Bitcoin software development firm Elliptic claims to have developed what will almost certainly turn out to be a controversial technology: a software program that is able to identify who owns specific wallets. Using machine learning, the company’s tool can skim through the web and dark web, monitoring activity coming from a single wallet, and making highly accurate guesses on who that wallet belongs too.
Elliptic claims that it has been developing this technology in an effort to aid traditional banks who want to become involved with bitcoin. While regulations vary from country-to-country, banks are generally required to track where money comes from and where it is going, in order to discourage and prevent criminal activity.
These tracking burdens have discouraged traditional banks from getting involved in Bitcoin due to the difficulty of tracking bitcoin transactions, or at least tracking them with a high-degree of specificity. If a bank user were to use bitcoin to launder money or engage in illegal activities, the bank could find itself in serious legal trouble.
Bitcoin transactions have always been highly transparent due to the public ledger. Every single transaction is tracked and monitored by the larger community through the block chain. Yet the block chain itself is hidden behind a sort of “veil of anonymity” and the actual identities of bitcoin users and the locations of their wallets is largely hidden.
This anonymity has been among the most appealing features for many bitcoin users. Bitcoin offers a relatively safe, government and central bank free banking experience that allows people to manage their finances anonymously. For libertarians and many more, this anonymity is a godsend.
If Elliptic’s technology delivers on its promise, the company could enable traditional banks to get involved in bitcoin, and could lead to more mainstream adoption. As Tom Robinson, Elliptic’s cofounder says, the technology could be a “game changer for the institutionalisation of bitcoin.” This would help propel bitcoin towards full mainstream adoption.
The company is planning to launch an API later this year, which will make it easy for banks to easily attach Elliptic’s software to their own systems. Representatives for the company claim that approximately five banks have already signed up for the API, though the representative would not disclose which banks in specific.

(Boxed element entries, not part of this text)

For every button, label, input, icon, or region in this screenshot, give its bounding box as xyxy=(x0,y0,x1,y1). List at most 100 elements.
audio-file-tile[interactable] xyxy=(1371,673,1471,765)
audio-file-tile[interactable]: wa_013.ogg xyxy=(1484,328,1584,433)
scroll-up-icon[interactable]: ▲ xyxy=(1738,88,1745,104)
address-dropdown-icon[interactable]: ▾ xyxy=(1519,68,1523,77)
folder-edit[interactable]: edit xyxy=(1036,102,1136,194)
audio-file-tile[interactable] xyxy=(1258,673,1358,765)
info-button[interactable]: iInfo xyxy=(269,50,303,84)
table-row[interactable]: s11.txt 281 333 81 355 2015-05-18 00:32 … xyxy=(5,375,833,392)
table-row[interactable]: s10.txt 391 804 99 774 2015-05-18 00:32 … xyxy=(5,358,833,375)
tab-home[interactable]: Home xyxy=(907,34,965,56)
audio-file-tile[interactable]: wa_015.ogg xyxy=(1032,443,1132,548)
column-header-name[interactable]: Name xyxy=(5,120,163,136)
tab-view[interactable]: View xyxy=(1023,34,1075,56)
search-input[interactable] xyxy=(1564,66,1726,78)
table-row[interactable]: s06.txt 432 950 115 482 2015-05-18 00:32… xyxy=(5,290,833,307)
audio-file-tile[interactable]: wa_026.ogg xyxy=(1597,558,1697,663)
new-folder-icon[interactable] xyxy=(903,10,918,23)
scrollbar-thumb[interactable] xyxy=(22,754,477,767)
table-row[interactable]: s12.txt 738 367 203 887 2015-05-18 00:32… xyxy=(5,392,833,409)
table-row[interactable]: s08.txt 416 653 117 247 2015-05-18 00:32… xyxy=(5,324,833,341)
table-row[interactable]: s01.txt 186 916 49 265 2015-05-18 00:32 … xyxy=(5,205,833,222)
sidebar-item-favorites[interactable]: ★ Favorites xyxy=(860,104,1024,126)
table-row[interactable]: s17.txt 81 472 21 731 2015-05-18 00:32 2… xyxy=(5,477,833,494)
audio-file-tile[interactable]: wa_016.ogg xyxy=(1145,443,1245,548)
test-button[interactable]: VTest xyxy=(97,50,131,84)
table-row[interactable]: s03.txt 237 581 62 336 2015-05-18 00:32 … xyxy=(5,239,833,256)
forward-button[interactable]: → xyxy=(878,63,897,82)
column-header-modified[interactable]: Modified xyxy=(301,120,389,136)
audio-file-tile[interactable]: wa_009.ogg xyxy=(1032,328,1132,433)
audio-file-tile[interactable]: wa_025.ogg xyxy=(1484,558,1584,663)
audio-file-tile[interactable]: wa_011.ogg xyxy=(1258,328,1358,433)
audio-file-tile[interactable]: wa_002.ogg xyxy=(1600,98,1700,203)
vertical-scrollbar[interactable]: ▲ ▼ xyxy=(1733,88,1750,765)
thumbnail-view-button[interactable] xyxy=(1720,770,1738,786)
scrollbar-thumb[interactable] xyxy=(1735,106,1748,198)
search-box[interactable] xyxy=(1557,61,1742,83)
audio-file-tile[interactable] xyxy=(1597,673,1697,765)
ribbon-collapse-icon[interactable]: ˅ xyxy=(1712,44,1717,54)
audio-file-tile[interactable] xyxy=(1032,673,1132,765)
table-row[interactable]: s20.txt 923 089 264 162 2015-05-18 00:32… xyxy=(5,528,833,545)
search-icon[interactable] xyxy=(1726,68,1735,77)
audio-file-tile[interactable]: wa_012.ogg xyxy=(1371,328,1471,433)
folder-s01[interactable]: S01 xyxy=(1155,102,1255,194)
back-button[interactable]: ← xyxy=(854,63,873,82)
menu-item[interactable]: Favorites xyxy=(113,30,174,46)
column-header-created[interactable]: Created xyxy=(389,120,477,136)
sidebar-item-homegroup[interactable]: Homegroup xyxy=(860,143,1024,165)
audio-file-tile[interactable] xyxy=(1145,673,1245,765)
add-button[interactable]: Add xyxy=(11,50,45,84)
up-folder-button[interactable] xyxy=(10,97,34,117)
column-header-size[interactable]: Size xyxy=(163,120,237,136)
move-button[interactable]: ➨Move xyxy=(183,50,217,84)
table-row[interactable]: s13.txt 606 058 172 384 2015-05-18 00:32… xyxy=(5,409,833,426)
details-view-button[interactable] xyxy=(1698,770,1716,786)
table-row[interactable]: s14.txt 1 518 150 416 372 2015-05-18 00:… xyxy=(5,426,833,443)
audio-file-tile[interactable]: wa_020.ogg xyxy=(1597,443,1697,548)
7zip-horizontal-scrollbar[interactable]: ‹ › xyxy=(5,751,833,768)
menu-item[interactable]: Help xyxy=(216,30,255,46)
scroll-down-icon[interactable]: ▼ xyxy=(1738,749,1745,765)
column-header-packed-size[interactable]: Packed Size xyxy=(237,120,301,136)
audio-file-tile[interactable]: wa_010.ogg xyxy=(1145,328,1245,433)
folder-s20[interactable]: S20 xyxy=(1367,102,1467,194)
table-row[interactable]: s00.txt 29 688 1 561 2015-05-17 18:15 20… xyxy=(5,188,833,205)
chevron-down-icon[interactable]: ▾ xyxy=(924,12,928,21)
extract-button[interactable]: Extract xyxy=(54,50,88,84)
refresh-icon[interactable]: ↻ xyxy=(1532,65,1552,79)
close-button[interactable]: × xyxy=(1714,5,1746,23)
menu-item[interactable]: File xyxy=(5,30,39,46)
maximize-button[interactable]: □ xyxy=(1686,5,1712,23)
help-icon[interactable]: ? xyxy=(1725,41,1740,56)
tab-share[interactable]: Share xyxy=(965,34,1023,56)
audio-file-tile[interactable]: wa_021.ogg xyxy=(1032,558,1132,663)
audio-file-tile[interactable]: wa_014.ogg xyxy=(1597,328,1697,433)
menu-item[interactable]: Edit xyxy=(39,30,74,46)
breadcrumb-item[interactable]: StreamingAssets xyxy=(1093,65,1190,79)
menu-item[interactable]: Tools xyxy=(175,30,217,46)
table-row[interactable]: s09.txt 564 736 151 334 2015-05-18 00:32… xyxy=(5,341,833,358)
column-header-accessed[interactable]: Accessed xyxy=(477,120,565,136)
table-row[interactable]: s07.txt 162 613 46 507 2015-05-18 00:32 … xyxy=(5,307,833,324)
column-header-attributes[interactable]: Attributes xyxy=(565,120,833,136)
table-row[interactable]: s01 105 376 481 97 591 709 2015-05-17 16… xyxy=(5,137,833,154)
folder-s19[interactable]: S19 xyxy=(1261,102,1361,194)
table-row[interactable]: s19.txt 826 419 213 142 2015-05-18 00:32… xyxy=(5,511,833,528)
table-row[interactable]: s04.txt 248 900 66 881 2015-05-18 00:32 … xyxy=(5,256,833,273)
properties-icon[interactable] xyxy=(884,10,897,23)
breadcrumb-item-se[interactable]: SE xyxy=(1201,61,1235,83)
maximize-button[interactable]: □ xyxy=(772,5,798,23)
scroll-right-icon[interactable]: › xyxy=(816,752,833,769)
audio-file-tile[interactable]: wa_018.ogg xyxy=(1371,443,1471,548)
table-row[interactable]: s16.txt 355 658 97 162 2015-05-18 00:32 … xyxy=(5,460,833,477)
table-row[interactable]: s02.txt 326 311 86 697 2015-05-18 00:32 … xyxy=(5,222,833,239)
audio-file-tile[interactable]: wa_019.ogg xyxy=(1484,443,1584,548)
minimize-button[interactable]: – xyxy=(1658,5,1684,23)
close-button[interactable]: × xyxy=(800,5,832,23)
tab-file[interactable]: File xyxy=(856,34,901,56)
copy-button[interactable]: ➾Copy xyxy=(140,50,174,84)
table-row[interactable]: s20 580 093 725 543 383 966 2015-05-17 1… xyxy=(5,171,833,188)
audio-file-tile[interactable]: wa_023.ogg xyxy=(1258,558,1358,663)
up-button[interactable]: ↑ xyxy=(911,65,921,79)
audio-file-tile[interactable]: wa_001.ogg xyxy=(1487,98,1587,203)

While the technology may be well-received by banks, it will likely be met with a cold shoulder, or even outright disdain, by traditional bitcoin users. Bitcoin has become a global favorite because it allows for anonymous transactions and the protection of privacy. If Elliptic’s software delivers on its promises, government agencies and others will now be able to quickly and easily trace bitcoin transactions to specific people.
Representatives for the company claim that it did not develop its technology in order to be intrusive, but given how the technology works and what the outcomes are, it’s difficult to argue that the technology is anything but.
So far the technology has not been shown in public, so the company’s claims cannot yet be verified. It is possible that the company is exaggerating the accuracy and capability of the bitcoin tracking technology, and also possible that work-arounds could protect people looking to remain anonymous.